On the Via Dolorosa, Sure Footed
It hurts, right? I know it does. I know it does.
I forgot how weighty it is. How it has presence, a very pressing-down-upon-me-everywhere, this hurting.
And you are bitterly reminded how the getting close, so close, only 5 outs away from beating the only team you really want to beat in a way you'd been dreaming of as long as you can remember, only serves to intensify the hurt and the longing for what could have been.
It hurts. I know it does.
For some of you Red Sox fans, those of you too young to remember '86 or those of you who, for whatever reason, are only recently anointed, this may be your first experience with the essence of the grieving that has become all too familiar through the years. But the hurt is no less, no weaker, no easier to shrug off be it your first or only your most recent in a calamitous succession of games that end just out of reach.
It still hurts just the same. I know it does.

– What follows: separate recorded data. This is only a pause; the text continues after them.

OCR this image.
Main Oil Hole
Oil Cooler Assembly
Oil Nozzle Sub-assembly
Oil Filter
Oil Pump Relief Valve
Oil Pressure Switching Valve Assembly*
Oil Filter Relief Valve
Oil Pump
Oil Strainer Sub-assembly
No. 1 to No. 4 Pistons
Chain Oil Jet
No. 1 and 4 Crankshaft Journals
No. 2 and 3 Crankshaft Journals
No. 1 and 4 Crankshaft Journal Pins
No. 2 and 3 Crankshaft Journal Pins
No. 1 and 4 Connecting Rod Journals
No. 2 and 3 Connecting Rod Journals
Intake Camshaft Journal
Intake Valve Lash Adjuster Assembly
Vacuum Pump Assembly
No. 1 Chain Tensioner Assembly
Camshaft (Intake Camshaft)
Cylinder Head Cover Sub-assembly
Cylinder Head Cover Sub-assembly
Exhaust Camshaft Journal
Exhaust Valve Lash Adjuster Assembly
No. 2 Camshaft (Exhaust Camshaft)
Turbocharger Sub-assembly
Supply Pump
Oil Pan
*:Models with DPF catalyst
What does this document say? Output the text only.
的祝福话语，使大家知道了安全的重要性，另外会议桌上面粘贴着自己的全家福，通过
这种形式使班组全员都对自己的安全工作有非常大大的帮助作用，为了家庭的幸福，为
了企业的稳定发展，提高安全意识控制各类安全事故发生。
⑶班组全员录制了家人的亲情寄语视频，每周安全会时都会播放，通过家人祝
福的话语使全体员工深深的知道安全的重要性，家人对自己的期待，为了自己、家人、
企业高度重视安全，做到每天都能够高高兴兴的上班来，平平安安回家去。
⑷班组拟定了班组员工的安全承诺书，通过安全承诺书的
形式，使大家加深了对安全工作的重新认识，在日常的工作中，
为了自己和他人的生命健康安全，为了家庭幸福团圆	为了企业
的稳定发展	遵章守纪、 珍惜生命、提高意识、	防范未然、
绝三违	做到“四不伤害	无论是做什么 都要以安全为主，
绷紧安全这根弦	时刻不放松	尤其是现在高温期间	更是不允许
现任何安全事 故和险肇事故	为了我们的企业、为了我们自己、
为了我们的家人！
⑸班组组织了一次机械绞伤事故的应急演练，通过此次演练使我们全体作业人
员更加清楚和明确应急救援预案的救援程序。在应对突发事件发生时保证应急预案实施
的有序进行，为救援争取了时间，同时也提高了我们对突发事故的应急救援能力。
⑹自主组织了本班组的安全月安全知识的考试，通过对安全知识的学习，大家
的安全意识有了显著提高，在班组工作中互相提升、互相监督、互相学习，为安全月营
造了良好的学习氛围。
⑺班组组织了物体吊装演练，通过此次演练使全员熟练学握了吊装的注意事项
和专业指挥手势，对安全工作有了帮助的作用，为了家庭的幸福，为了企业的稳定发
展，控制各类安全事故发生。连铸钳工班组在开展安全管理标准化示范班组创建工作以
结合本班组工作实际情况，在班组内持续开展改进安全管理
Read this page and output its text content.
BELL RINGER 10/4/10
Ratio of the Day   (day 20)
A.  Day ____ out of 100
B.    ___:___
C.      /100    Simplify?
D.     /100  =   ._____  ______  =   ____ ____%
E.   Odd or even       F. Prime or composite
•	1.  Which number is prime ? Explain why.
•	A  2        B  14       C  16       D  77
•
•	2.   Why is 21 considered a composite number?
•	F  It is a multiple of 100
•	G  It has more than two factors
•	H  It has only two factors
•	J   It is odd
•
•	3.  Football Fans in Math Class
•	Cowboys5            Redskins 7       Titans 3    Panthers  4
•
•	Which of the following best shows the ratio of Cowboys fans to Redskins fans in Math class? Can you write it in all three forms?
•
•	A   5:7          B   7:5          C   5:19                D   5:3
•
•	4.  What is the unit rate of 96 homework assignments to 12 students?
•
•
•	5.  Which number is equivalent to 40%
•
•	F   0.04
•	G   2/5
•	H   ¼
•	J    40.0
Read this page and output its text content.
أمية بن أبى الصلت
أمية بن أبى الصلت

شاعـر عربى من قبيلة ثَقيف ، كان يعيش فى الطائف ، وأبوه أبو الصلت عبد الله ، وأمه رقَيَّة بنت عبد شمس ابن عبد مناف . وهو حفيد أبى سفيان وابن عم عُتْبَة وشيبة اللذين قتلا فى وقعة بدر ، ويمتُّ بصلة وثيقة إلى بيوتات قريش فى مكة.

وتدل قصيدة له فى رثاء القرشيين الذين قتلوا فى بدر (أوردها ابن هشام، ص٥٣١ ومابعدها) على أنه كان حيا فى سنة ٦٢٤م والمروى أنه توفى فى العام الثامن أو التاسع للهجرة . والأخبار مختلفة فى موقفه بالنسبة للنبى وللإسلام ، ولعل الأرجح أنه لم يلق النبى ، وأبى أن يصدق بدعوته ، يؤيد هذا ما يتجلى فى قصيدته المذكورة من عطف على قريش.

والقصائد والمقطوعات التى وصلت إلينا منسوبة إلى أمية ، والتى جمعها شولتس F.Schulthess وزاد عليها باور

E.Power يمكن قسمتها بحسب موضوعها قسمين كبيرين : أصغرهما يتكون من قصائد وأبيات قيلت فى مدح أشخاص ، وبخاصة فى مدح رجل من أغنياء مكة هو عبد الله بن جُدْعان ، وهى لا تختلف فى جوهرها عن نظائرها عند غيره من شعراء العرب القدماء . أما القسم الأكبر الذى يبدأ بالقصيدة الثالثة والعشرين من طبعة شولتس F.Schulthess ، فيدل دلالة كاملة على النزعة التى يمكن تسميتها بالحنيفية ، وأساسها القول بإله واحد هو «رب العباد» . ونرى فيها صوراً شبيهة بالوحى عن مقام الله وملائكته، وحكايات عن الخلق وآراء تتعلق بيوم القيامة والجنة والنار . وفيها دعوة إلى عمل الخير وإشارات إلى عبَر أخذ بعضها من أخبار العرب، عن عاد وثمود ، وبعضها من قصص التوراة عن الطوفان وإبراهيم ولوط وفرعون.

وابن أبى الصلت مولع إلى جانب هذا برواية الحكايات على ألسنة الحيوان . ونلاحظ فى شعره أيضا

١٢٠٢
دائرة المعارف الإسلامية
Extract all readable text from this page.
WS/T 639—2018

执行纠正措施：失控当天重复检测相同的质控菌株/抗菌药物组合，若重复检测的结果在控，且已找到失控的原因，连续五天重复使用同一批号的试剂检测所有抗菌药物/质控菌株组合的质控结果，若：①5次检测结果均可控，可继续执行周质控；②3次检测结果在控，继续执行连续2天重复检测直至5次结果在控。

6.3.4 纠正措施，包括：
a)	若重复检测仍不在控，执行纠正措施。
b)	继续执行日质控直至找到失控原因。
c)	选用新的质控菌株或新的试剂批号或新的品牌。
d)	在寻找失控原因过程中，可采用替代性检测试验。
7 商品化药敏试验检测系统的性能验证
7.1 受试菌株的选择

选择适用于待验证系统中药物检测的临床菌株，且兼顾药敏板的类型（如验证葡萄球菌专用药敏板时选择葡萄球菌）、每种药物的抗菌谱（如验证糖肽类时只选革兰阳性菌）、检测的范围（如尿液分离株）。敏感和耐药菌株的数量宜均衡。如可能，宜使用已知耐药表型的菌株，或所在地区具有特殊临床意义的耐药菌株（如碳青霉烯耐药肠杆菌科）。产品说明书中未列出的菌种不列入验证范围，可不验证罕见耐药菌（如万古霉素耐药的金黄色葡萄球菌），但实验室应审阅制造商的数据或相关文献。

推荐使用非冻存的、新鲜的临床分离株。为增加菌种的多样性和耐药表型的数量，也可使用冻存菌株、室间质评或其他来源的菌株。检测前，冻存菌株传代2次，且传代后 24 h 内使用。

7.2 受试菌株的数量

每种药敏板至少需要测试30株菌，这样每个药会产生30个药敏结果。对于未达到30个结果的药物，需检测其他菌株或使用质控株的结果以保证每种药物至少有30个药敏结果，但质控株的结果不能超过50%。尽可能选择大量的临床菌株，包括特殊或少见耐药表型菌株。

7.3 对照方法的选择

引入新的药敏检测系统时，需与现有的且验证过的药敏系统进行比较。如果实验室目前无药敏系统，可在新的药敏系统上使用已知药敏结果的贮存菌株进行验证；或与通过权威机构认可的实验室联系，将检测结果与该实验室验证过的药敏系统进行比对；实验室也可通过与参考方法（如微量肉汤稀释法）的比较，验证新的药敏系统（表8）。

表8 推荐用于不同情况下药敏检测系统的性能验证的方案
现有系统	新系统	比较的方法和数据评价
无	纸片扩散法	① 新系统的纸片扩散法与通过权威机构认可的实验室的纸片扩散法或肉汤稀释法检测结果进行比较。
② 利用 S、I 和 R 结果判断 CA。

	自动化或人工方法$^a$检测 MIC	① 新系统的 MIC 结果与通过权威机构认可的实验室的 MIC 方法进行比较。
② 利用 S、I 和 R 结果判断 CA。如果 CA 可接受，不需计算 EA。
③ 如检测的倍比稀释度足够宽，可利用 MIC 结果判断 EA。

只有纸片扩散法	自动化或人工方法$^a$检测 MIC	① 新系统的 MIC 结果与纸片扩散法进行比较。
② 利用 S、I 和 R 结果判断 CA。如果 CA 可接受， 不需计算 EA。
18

But this is the nature of the game in general. In baseball most efforts fail. Failure is omnipresent. And, so it seems, if there can be such a thing, failure is somehow beyond omnipresent for those of us who bind our noblest hopes, our most fervent desire for transcendence through victory on the Boston Red Sox baseball club.
And what choice do you have?
As Faulkner writes in If I Forget Thee, Jerusalem, "Between grief and nothing I will take grief."
And so will I. And so should you.
Today many Red Sox fans are thinking of quitting. The hurt is too much. The pain is not worth it. Why bear this grief?
And some will quit.
But the rest of us will shoulder on, as we've done before. And while our hearts our heavy with this most recent letdown, we can still imagine what it will feel like to win, to become transcendent and sacred in that moment.
So let the grief in. Don't fight this grief, this twin but opposite brother to joy. Take grief to breakfast with you and to lunch and to cocktails this evening even. Same for tomorrow and the next day and as long as grief chooses to keep pace with you as you walk along.
And remember we are all of us in this together, all feeling the same heartache and frustration. So say "please" and "thank you" and "you're welcome" as you go about your day bearing your piece of our collective burden.
Faith and hope shall sustain as it has before and as it always will to anyone who dares to attempt the journey from home, to first, to second, to third, and to home again, bearing fame and the spoils of success.